The kind that was not empty — but waiting.

Amaury walked to the hearth, stared into the dying fire.

It felt metaphorical.

Then he whispered something none of them expected.

"I need her."

The nobles exchanged glances.

Théonilde stepped forward.

"Who?"

Amaury turned. His voice was quieter now.

Not weak — but uncertain in a way it had never been.

"Joan."

Clément's brow furrowed.

"The peasant girl? The mystic?"

"She speaks and people listen. She believes and they believe with her."

"A fanatic,"

Bellâtre muttered.

"No,"

Amaury said.

"A symbol. A symbols bound to my eventual rule."

He gestured toward the window again.

"I gave them fire. She gives them faith. I need that now more than ever. Before I lose the hearts I once commanded."

There was another silence.

But this one, too, was not empty.

The nobles didn't argue.

They understood symbols — even if they distrusted them.

And Joan, whether they liked it or not, was rising in the public consciousness.

She had healed a dying child last week, they said.

Turned a river pure in a blighted village.

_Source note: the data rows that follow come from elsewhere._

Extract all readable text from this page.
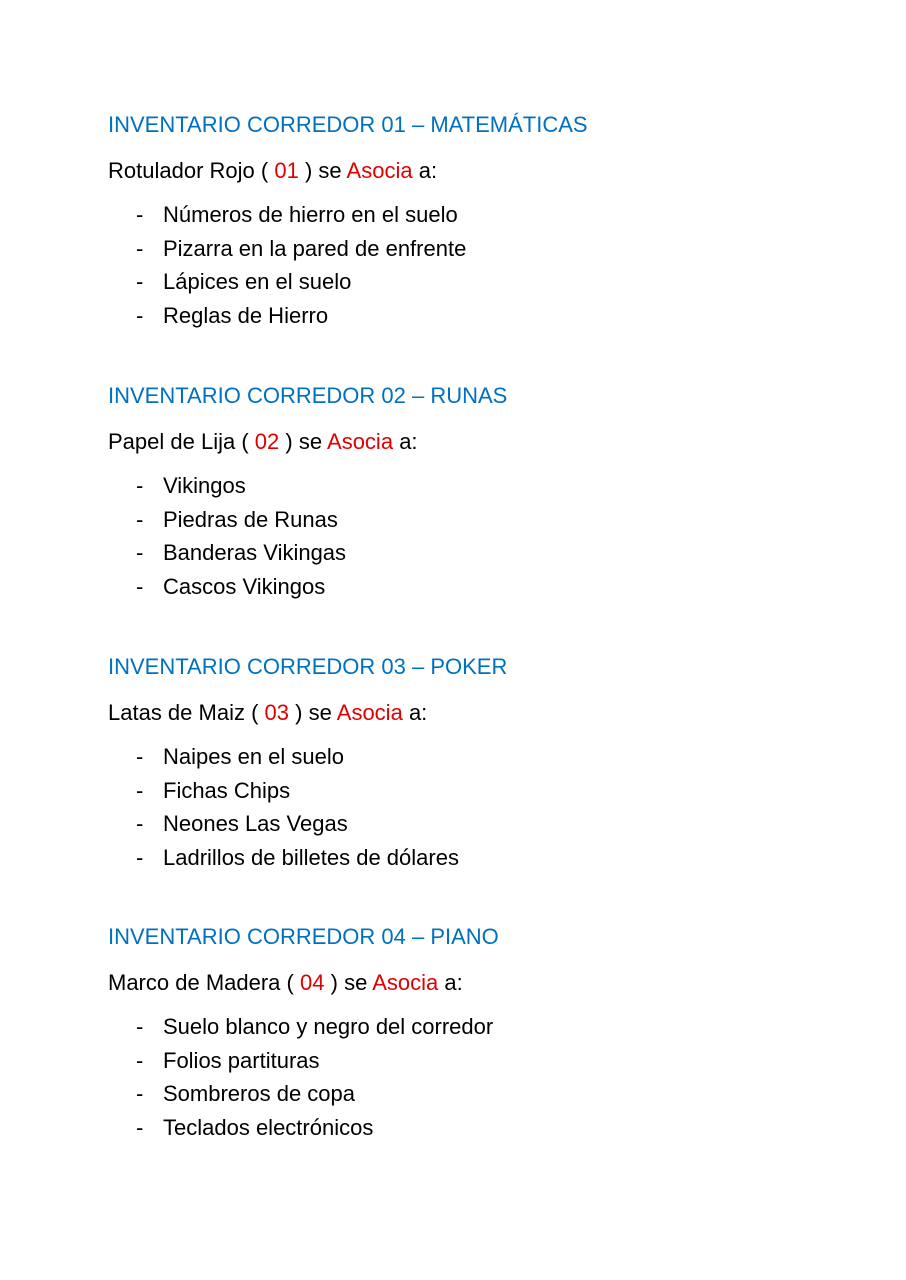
INVENTARIO CORREDOR 01 – MATEMÁTICAS
Rotulador Rojo ( 01 ) se Asocia a:
- Números de hierro en el suelo
- Pizarra en la pared de enfrente
- Lápices en el suelo
- Reglas de Hierro
INVENTARIO CORREDOR 02 – RUNAS
Papel de Lija ( 02 ) se Asocia a:
- Vikingos
- Piedras de Runas
- Banderas Vikingas
- Cascos Vikingos
INVENTARIO CORREDOR 03 – POKER
Latas de Maiz ( 03 ) se Asocia a:
- Naipes en el suelo
- Fichas Chips
- Neones Las Vegas
- Ladrillos de billetes de dólares
INVENTARIO CORREDOR 04 – PIANO
Marco de Madera ( 04 ) se Asocia a:
- Suelo blanco y negro del corredor
- Folios partituras
- Sombreros de copa
- Teclados electrónicos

Spoken to the wind and been heard.

Real or not — such things spread.

"Summon her,"

Amaury said at last.

Clément hesitated.

"And if she says no?"

Amaury turned away from the fire and looked over the table — over the broken maps and cracked goblet.

"If she says no,"

he whispered,

"then Francia burns from both ends."

He looked up.

"And I won't be the one holding the torch."